NASA: Massive Plankton Bloom under Thinning Ice
June 7, 2012
Scientists have made a biological discovery in Arctic Ocean waters as dramatic and unexpected as finding a rainforest in the middle of a desert. A NASA-sponsored expedition punched through three-foot thick sea ice to find waters richer in microscopic marine plants, essential to all sea life, than any other ocean region on Earth.
The discovery is the result of an oceanographic expedition called ICESCAPE, or Impacts of Climate on EcoSystems and Chemistry of the Arctic Pacific Environment. The NASA-sponsored mission explored the seas along Alaska’s western and northern coasts onboard a U.S. Coast Guard icebreaker during the summers of 2010 and 2011. The finding reveals a new consequence of the Arctic’s warming climate and provides an important clue to understanding the impacts of a changing climate and environment on the Arctic Ocean and its ecology.
June 8, 2012 at 1:01 am
I enjoyed Steve Goddard’s wry comment on this story:
“That makes sense. When Columbus arrived in America for the first time, he was shocked by how much it had changed since the last time he was there.”
June 8, 2012 at 2:50 am
Steve Goddard has absolutely no credibility to comment on the validity of these findings.
June 8, 2012 at 7:19 am
Hi Dave,
In Europe we are not so familiar with the names of, or fixated on the comments from, unqualified climate deniers. So I had to look up Steve Goddard to see who he was…. and I found this:
“Goddard now runs his own blog. Considering that he was too ignorant even for the exceptionally low standards at WUWT, not surprisingly, very few people actually read it…. [even] Watts had to apologize for the utter stupidity of one of Goddard’s articles.”
Strong credentials!
Is this the same guy?
June 8, 2012 at 9:05 am
Steve Goddard’s fact compass reliably points to magnetic south.
June 8, 2012 at 10:51 pm
Steven Goddard is an alias name. The real name of this spoofer is unknown.

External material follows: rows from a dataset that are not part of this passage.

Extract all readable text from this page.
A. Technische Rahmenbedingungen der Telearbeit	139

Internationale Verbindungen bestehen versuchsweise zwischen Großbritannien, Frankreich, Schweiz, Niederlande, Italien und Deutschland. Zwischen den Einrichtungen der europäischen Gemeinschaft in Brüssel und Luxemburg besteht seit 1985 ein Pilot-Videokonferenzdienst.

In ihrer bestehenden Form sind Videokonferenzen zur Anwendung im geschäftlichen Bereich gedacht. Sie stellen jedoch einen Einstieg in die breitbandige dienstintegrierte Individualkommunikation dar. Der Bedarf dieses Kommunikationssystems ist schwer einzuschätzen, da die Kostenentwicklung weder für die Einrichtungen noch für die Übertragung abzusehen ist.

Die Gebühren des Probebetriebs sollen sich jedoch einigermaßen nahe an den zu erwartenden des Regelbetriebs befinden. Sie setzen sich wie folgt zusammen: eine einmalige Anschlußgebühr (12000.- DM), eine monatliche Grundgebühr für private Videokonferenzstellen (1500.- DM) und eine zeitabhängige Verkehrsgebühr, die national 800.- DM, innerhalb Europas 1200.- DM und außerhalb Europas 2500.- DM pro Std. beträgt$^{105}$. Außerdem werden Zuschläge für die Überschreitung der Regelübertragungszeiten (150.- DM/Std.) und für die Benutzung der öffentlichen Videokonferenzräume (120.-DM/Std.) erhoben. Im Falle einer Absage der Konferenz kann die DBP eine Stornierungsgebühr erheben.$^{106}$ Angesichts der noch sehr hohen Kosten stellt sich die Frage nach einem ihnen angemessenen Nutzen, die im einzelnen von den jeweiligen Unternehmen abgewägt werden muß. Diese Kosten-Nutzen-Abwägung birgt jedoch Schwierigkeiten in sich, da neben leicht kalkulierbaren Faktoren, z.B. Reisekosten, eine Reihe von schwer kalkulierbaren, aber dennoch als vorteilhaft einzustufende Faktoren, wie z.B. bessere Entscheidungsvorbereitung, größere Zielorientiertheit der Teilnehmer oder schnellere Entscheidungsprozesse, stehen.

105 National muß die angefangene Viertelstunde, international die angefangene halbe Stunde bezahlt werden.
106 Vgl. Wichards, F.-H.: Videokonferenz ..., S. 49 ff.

I went on his “Real Science” blog site three times. Every time I debunked another of his homemade graphs as flawed. Boring. Yawn!
June 9, 2012 at 7:04 pm
Are you sure its Steve’s “homemade graphs” that annoy you, Charles?
Or are you annoyed when he takes graphs from other sources, like NASA, and juxtaposes them to illustrate how the data has been tortured, like this:
http://tinyurl.com/NASArevT
and this:
http://tinyurl.com/IcelandRevT
Very much like ClimateCrocks, but from the opposite point of view, Steve’s blog is commentary. He does not pretend to present the kind of careful, dispassionate, rigorous science that you’ll find on WattsUpWithThat.
Very roughly, Steve’s blog is to ClimateCrocks as WattsUpWithThat is to RealClimate.
Or, if you prefer, Steve’s blog is to WUWT as ClimateCrocks is to RC.
Note, however, that Steve’s old RealScience blog site got hijacked. I don’t know the circumstances, but the guy who runs it now is not Steve, and is not sane. That might have caused some confusion. Steve’s new blog is stevengoddard(dot)wordpress(dot)com
June 10, 2012 at 12:24 am
“guy who runs it now is not Steve, and is not sane”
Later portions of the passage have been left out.